Toxicology
In a few specific poisonings additional biochemical tests may be of value (Table 60.1).
Table 60.1
Toxins for which biochemical tests are potentially useful
Toxin | Additional biochemical tests |
Amphetamine and Ecstasy | Creatine kinase, AST |
Carbon monoxide | Carboxyhaemoglobin |
Cocaine | Creatine kinase, potassium |
Digoxin/cardiac glycosides | Potassium |
Ethylene glycol | Serum osmolality, calcium |
Fluoride | Calcium and magnesium |
Insulin | Glucose, c-peptide |
Iron | Iron, glucose |
Lead (chronic) | Lead, zinc protoporphyrin |
Organophosphates | Cholinesterase |
Dapsone/oxidizing agents | Methaemoglobin |
Paracetamol | Paracetamol |
Salicylate | Salicylate |
Theophylline | Glucose |
Warfarin | INR (prothrombin time) |
Measurement of drug levels
Usually knowledge of the plasma concentration of a toxin will not alter the treatment of the patient. Toxins for which measurement is useful include carbon monoxide, iron, lithium, paracetamol, paraquat, phenobarbital, phenytoin, quinine, salicylate and theophylline. Quantitative analysis will give an indication of the severity of the poisoning and serial analyses provide a guide to the length of time that will elapse before the effects begin to resolve (Fig 60.1).
Treatment
Most cases of poisoning are treated conservatively, while the toxin is eliminated by normal metabolism and excretion. However, when there is hepatic or renal insufficiency, haemodialysis (for water-soluble toxins) or oral activated charcoal may be used. Such measures are usually used only for a small group of toxins including salicylate, phenobarbital, alcohols, lithium (water-soluble), carbamazepine and theophylline. When active measures are used, plasma toxin concentrations should be measured. For a few toxins there are antidotes (Table 60.2).
Table 60.2
Toxin | Antidote |
Atropine/hyoscyamine | Physostigmine |
Benzodiazepines | Flumezanil |
Carbon monoxide | Oxygen |
Cyanide | Dicobalt edetate |
Digoxin/cardiac glycosides | Neutralizing antibodies |
Ethylene glycol/methanol | Ethanol |
Heavy metals | Chelating agents |
Nitrates/dapsone | Methylene blue |
Opiates | Naloxone |
Organophosphates | Atropine/pralidoxime |
Paracetamol | N-acetylcysteine |
Salicylate | Sodium bicarbonate |
Warfarin | Vitamin K |
Common causes of poisoning
Salicylate poisoning can result in severe metabolic acidosis, from which the patient may not recover. This common drug must be tested for if there is any likelihood that it has been taken. The treatment for salicylate poisoning is intravenous sodium bicarbonate, which both enhances excretion and helps correct the acidosis (Fig 60.2).
Paracetamol (acetaminophen) poisoning causes serious hepatocellular damage and severely affected patients may die of liver failure. In cases of poisoning, the plasma paracetamol concentration, related to time of ingestion, is prognostic (Fig 60.3). A specific therapy, N-acetylcysteine, given intravenously, can prevent all of the hepatotoxic and nephrotoxic effects of paracetamol poisoning. Therapy should be started within 12 hours of ingestion, and hopefully before any clinical symptoms or biochemical changes develop.

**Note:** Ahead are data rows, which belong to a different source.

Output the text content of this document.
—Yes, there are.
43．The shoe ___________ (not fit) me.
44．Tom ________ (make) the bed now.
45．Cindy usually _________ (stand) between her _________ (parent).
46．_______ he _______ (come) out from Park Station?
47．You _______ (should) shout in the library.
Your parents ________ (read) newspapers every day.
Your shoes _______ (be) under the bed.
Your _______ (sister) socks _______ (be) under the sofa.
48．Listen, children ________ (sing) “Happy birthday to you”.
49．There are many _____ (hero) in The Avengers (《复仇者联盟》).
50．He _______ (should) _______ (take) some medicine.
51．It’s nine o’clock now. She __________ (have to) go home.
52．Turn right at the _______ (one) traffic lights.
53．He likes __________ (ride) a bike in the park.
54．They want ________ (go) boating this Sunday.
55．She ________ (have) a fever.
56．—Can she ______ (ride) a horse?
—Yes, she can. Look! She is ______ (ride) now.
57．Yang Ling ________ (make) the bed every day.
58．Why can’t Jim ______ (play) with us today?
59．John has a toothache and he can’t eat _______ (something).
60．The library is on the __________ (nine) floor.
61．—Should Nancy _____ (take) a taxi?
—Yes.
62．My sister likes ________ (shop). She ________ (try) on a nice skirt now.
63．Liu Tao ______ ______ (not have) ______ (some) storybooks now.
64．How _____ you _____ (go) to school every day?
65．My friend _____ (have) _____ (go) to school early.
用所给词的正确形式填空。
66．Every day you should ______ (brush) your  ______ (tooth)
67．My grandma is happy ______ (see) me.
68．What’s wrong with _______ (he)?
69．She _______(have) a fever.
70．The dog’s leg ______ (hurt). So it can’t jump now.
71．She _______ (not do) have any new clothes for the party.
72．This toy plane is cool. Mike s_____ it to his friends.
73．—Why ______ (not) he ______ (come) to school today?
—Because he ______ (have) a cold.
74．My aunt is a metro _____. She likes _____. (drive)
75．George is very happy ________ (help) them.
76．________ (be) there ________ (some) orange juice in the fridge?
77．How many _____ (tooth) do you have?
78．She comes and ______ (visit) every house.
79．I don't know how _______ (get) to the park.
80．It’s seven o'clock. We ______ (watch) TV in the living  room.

Patients who abuse alcohol are at particular risk from paracetamol poisoning.
Fig 60.3 Prognosis chart for paracetamol poisoning. (from MHRA Drug Safety Update Sep 2012, (Crown Copyright 2012).
Slow release theophylline preparations in overdose can lead to late development of severe arrhythmias, hypokalaemia and death. In cases of suspected poisoning, the plasma theophylline concentration should be measured and its rise or fall monitored. Measures to aid elimination are of limited effect.
Other serious poisonings are:
Organophosphate and carbamate pesticides, in which cholinergic symptoms persist for some time. Cholinesterase should be monitored.
Atropine, causing anticholinergic features, e.g. hallucinations with dry mouth, dry hot skin and dilated pupils. Cases occur most often from ingestion of herbal medicines.
Opiates, where overdose leads to pin-point pupils that rapidly dilate on treatment with naloxone.
Cardiac glycosides, both pharmaceutical and herbal, give rise to severe bradycardia.
Methanol and ethylene glycol, poisoning is not uncommon, especially in alcoholics. These toxins are metabolized to formic acid and oxalic acid respectively. Patients develop a severe metabolic acidosis and, in the case of ethylene glycol, hypocalcaemia. Measuring the serum osmolality and calculating the osmolal gap can be useful here. Treatment is with intravenous ethanol to a plasma concentration of around 20 mmol/L. The ethanol is preferentially metabolized and the unchanged alcohols are gradually eliminated in the urine. An alternative is to block metabolism with fomepizole, but high costs limit its use.